Last year, Washington Post reporter Walter Pincus said the US must reevaluate aid to Israel in light of our country’s economic woes. Yesterday he revisited the issue and is aghast at the largess being thrown Israel’s way while the US economy continues to struggle.
Pincus:
Should the United States put solving Israel’s budget problems ahead of its own?
When it comes to defense spending, it appears that the United States already is.
Ehud Barak, Israel’s defense minister, will meet Thursday in Washington with Defense Secretary Leon E. Panetta to finalize a deal in which the United States will provide an additional $680 million to Israel over three years. The money is meant to help pay for procuring three or four new batteries and interceptors for Israel’s Iron Dome short-range rocket defense program. The funds may also be used for the systems after their deployment, according to the report of the House Armed Services Committee on the fiscal 2013 Defense Authorization bill.
The Iron Dome funds, already in legislation before Congress, will be on top of the $3.1 billion in military aid grants being provided to Israel in 2013 and every year thereafter through 2017. That deal is part of a 10-year memorandum of understanding agreed to in 2007 during the George W. Bush presidency.
“Those funds are already committed to existing large-ticket purchases, such as the F-35 Joint Strike Fighter, C-130J transport planes and other items,” according to George Little, spokesman for Panetta. He also said the Israelis had increased their own spending on Iron Dome this year and the U.S. funds are to “augment” their funding.
And there’s more money involved. The House committee version of the defense authorization bill, up for debate on the House floor this week, includes another $168 million “requested by [the] Government of Israel to meet its security requirements,” according to the panel’s report. This money is to be added to three other missile defense systems that have been under joint development by the United States and Israel. The $168 million is in addition to another $99.9 million requested by the Obama administration for those programs.
Pincus goes on to outline how Israel’s own economic troubles have led it to cut defense spending and raise taxes while our government continues to pump money in. Pretty sweet deal for Israel. In addition, he is upset the US is underwriting technology that it won’t even have access to. He finishes:
So here is the United States, having added to its own deficit by spending funds that it must borrow, helping to procure a missile defense system for Israel, which faces the threat but supposedly can’t pay for it alone.
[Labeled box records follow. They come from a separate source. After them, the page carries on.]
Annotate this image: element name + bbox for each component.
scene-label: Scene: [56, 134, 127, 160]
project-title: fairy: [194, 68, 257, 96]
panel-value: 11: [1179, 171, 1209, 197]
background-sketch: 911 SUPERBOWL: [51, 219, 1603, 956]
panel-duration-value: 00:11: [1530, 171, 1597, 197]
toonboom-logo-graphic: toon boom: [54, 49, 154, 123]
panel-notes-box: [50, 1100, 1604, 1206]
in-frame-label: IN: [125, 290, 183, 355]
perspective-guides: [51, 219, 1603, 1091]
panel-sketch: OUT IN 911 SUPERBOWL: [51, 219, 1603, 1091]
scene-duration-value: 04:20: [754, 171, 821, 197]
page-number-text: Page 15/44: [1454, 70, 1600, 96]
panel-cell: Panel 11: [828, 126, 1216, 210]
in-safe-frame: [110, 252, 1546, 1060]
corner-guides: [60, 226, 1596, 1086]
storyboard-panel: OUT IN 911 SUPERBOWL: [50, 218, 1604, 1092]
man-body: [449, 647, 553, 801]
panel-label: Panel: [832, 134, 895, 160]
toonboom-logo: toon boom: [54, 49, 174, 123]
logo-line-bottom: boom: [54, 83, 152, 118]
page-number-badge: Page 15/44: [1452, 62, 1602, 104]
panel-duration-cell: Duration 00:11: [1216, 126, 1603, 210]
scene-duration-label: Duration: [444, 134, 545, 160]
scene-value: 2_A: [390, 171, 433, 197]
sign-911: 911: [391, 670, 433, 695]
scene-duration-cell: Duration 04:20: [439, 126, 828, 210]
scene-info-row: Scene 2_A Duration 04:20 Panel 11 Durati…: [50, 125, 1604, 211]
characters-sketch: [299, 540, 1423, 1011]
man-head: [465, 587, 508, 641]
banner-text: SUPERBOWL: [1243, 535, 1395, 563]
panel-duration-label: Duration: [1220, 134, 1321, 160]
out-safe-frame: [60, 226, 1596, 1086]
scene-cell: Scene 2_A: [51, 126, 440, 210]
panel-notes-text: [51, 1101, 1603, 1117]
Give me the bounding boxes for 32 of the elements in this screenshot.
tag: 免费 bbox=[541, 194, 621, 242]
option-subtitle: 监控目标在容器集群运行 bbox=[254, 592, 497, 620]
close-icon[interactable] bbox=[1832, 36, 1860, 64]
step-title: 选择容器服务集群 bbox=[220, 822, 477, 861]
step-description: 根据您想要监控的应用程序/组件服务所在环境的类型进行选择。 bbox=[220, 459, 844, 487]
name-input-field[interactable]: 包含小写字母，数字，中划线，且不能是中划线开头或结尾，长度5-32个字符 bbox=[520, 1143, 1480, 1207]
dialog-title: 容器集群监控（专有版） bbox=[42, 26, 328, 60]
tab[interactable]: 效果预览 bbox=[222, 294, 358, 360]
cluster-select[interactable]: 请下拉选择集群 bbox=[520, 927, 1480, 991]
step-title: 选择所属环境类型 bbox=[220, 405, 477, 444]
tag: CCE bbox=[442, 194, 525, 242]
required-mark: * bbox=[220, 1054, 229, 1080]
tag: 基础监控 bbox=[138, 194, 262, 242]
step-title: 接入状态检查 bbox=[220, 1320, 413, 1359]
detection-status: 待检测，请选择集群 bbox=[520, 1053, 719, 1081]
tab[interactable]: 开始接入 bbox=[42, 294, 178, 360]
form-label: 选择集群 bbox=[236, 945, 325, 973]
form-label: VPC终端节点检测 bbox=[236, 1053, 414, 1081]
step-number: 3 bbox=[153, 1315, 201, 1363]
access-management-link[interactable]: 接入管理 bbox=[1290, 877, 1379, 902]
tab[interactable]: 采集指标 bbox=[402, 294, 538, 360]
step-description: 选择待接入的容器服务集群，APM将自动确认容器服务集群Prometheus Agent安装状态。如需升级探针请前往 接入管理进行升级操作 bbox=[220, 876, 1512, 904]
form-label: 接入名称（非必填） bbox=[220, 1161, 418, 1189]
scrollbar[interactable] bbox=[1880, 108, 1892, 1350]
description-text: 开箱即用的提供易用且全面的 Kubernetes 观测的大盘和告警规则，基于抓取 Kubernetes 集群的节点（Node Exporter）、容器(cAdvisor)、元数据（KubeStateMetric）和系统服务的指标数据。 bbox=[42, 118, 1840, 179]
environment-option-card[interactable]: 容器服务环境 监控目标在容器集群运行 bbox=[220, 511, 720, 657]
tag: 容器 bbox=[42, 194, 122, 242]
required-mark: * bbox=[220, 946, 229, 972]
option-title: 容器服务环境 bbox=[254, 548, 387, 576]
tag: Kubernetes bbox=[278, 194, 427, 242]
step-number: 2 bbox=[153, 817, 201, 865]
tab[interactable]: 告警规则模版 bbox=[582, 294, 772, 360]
To add insult to injury, Pentagon officials must ask the Israeli government-owned company that is profiting from the weapons sales — including Iron Dome — if the United States can have a piece of the action.
RE: “WaPo’s Walter Pincus says US is ‘going above and beyond for Israel’”
ALSO SEE: US Charity Secretly Funds Israeli Nukes, by Grant Smith, Antiwar.com, 5/18/12
ENTIRE ARTICLE – http://original.antiwar.com/smith-grant/2012/05/17/us-charity-secretly-funds-israeli-nukes/
This column is particularly interesting because, as Alexander Cockburn and Jeffrey St. Clair
put it, “Connections between Walter Pincus and the intelligence sector are longstanding and well-known,” starting from his work in the 1950s for Army Counterintelligence and including various foreign missions he has admitted the CIA paid him to do. The Washington Times once wrote that people in the CIA refer to him as the agency’s “house reporter.”
One conclusion I think it’s fair to draw from this piece: Behind the universal groveling to Israel, there are some real differences within U.S. ruling circles about policy toward Israel.
I have an idea, how about if we cut the 3 billion we give to Israel, and since we are trying to save money, cut the billion we give to the Palestinians, and the money we give to the UN that funds UNRWA.
In the past I thought Pincus played a role in keeping roadblocks against reporting honestly about the I/P issue up in which ever media outlets he was working for.
Henry Norr,
You are absolutely right when you say that Walter Pincus represents a significant current within the ruling class that is unhappy with the wholehearted US embrace of Israel. (Not your exact words).
The same can be said for Jimmy Carter’s book, Peace not Apartheid. Carter knew perfectly well that he would receive a smear attempt by the Israel Lobby. Retired Presidents don’t normally run these risks. Carter must have believed the US to be on the wrong track.
And for that matter, Walt and Mearshimer are card-carrying members of the foreign policy Establishment, who normally do not court public controversy.
So that’s three public criticisms of the excessive US dependence on Israel, and I think it’s fair to say that they represent a significant current within ruling-class opinion.